La région qu’embrasse ce tableau déborde de beaucoup le
cadre de ma monographie. Je ne veux pas vous entraîner hors de la Flandre
française et encore me bornerai-je à une portion restreinte de cette province.
Le coin de terre que j’envisagerai aura pour limites, au Nord, le rivage de la
mer, de Gravelines à Dunkerque ; à l’Ouest, l’Aa, petit fleuve côtier qui
descend des collines du Ponthieu, pour se répandre dans un immense delta, qui
va du port de Calais à celui de Nieuport en Belgique.

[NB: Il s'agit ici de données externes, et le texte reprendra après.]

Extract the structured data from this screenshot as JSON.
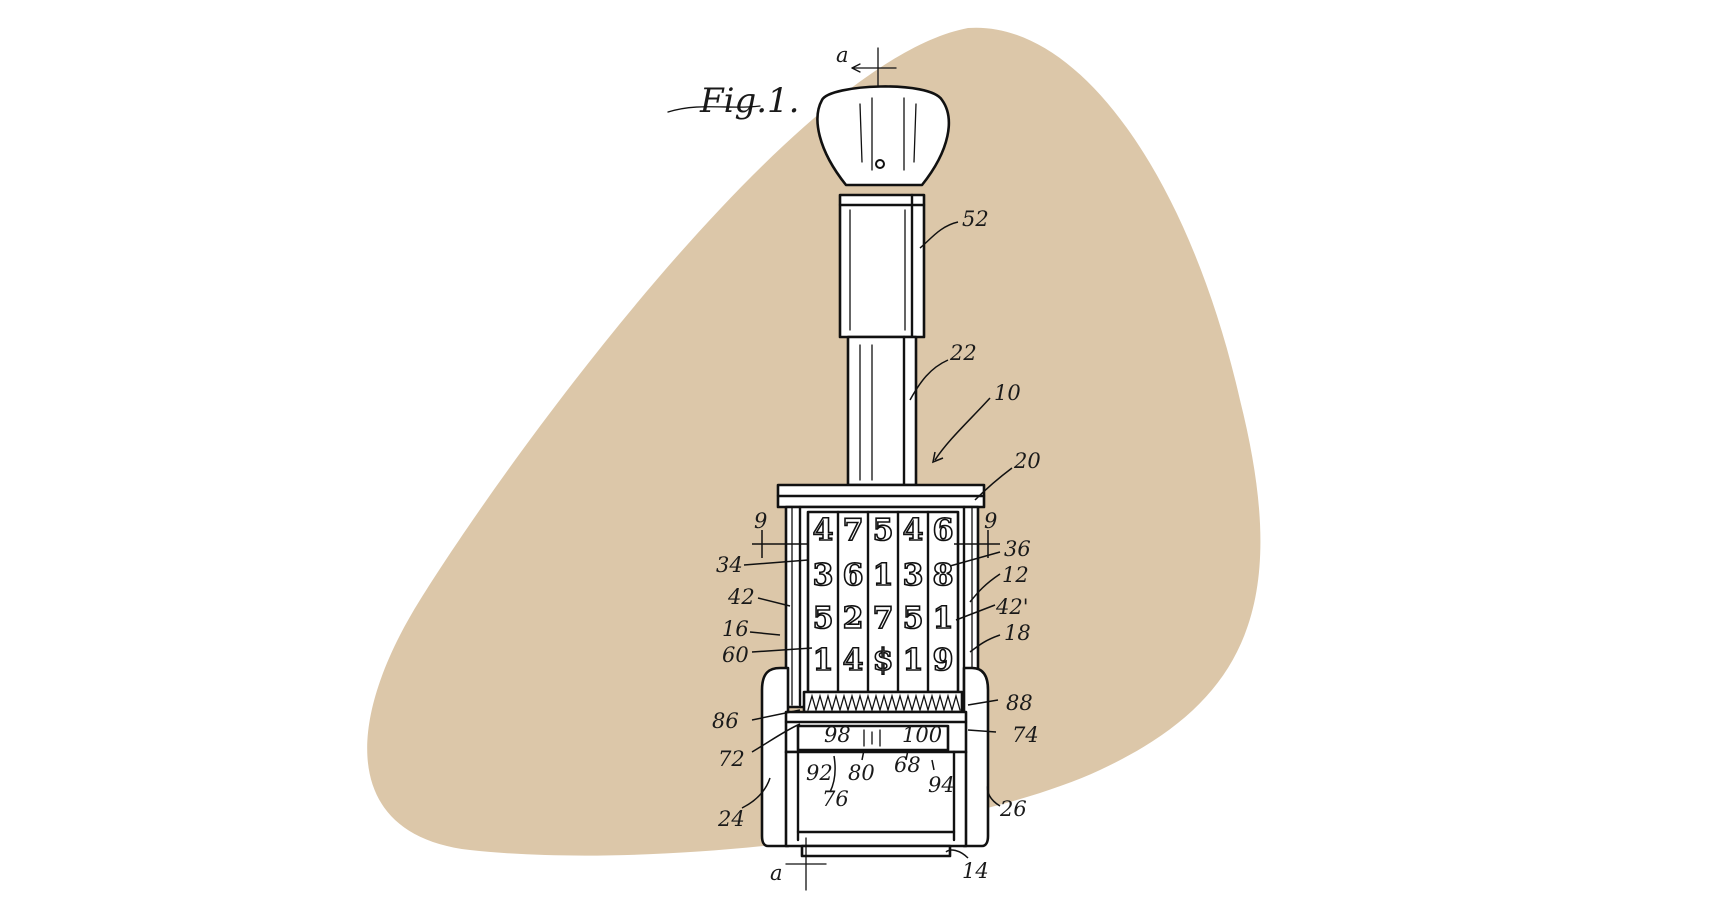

Cette rivière a sa principale embouchure à Gravelines et,
avant d’y arriver, elle est devenue un large canal navigable qui sépare les
deux départements du Nord et du Pas-de-Calais. A l’Est, je bornerai mon champ
d’observation à la banlieue de Dunkerque et au cours inférieur de la Colme,
gros cours d’eau canalisé dérivé de l’Aa. Nous nous avancerons vers le Sud, sur
une profondeur d’une trentaine de kilomètres, jusqu’à une limite naturelle très
nettement marquée par une sorte de seuil, ancien rivage de la lagune primitive.
Avec ce renflement du sol commence une région tout aussi flamande que la
précédente, mais d’un aspect différent. Elle domine sensiblement celle que nous
venons de quitter et son émersion est antérieure à la période géologique
actuelle. Elle est plus riante ; les arbres, quoique raréfiés de jour en
jour, y sont d’une plus belle venue, et elle n’a pas encore cessé tout à fait
de mériter l’appellation de pays du bois
par laquelle on l’a longtemps distinguée de sa voisine.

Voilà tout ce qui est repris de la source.